A Look at Lockheed

03/12/2004 12:00 am EST

Focus:

Jon Markman

Editor, Trader's Advantage

For those aware of the risks in trading, StockTactics Advisor is an exceptional advisory service. Jon Markman develops various portfolios designed around such themes as value, momentum, short sales, insiders, and "cheap thrills." Here's one of his latest "swing" trades.

"This range-bound market has been like water torture–up a little, down a little. But if you are a long-term investor with a bullish point of view, periods like this are very often the best times for accumulating beaten down stocks at good prices. One such interesting name hitting potential support price levels is Lockheed Martin (LMT NYSE).  T he aerospace giant’s shares have tumbled since late January after being hit by three rockets: First, the company issued 2004 earnings guidance that was below expectations. Second, it announced the retirement of its popular CEO. Third, the Pentagon announced the cancellation of a rival’s $38 billion Comanche helicopter project, casting fear that its own projects could be cancelled.

"The stock has fallen to $45 from $52 in the past month and it’s well off its post 9-11 high of $71, which it touched in mid 2002. In recent trading, the stock has also fallen below its 200-day moving average, which should ultimately offer technical support. This area has offered a lot of support in the past. It traded as low as $40.50 just before the Iraq war. Of course, this is just technical 'jabber' for explaining that this general area seems like a good place to start a position in one of the three preeminent defense contractors in the world.
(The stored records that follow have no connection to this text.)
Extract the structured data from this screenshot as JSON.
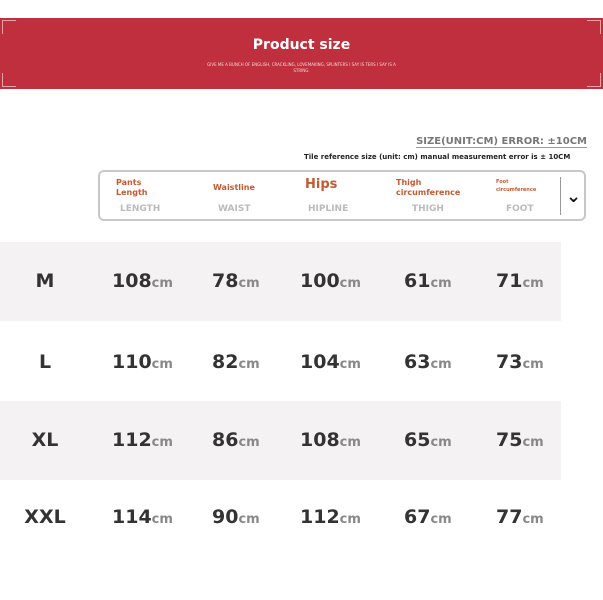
{
  "banner": {
    "title": "Product size",
    "subtitle": "GIVE ME A BUNCH OF ENGLISH, CRACKLING, LOVEMAKING, SPLINTERS I SAY IS TERS I SAY IS A STRING.",
    "color": "#bf2f3d"
  },
  "unit_label": "SIZE(UNIT:CM) ERROR: ±10CM",
  "note": "Tile reference size (unit: cm) manual measurement error is ± 10CM",
  "columns": [
    {
      "cn": "Pants Length",
      "en": "LENGTH"
    },
    {
      "cn": "Waistline",
      "en": "WAIST"
    },
    {
      "cn": "Hips",
      "en": "HIPLINE"
    },
    {
      "cn": "Thigh circumference",
      "en": "THIGH"
    },
    {
      "cn": "Foot circumference",
      "en": "FOOT"
    }
  ],
  "unit": "cm",
  "rows": [
    {
      "size": "M",
      "values": [
        "108",
        "78",
        "100",
        "61",
        "71"
      ]
    },
    {
      "size": "L",
      "values": [
        "110",
        "82",
        "104",
        "63",
        "73"
      ]
    },
    {
      "size": "XL",
      "values": [
        "112",
        "86",
        "108",
        "65",
        "75"
      ]
    },
    {
      "size": "XXL",
      "values": [
        "114",
        "90",
        "112",
        "67",
        "77"
      ]
    }
  ]
}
"The selling seems overdone, and the valuation may be close to compelling for major institutions. Lockheed’s p/e multiple of 19.5 seems reasonable for a major Pentagon supplier expected to grow in the low double-digits, and is slightly below its five-year average. Its price-to-sales multiple of 0.65 is also slightly below its five-year average. Yet, the company’s most important source of new revenue–the F-22 land-based Fighter jet and the F-35 Joint Strike Fighter–are not considered in danger. For what it’s worth, defense analysts at UBS Securities consider Lockheed their best pick in the defense sector at this time, figuring it will generate $2.5 to $3 billion in free cash flow over the next two years and will look for ways to return increasing amounts to shareholders.

"To be sure, Lockheed has lagged its major competitors such as General Dynamics, Boeing, and Northrop over the past year. But as the stock comes into an area that has technically served as a springboard in the past, the shares might be worth consideration. There are three ways to play this stock:

  • Buy the shares between $40 and $45, and be patient. In a decent market, LMT should work its way back up to $52-$55 by year-end. A move from $42 to $55 would be 26%, which would be great considering you are also pulling in a 2% dividend yield. (UBS’ target, based on discounted cash flow, is $60.)
  • Buy the stock on a move above $46 on strong volume. That would be a signal that institutions have validated this idea. This is the safest strategy.
  • Buy the long dated call options on Lockheed, such as the January 2005, with strike prices of $40, $45, and $50. These options are currently selling at prices of $7.10, $4, and $2, respectively."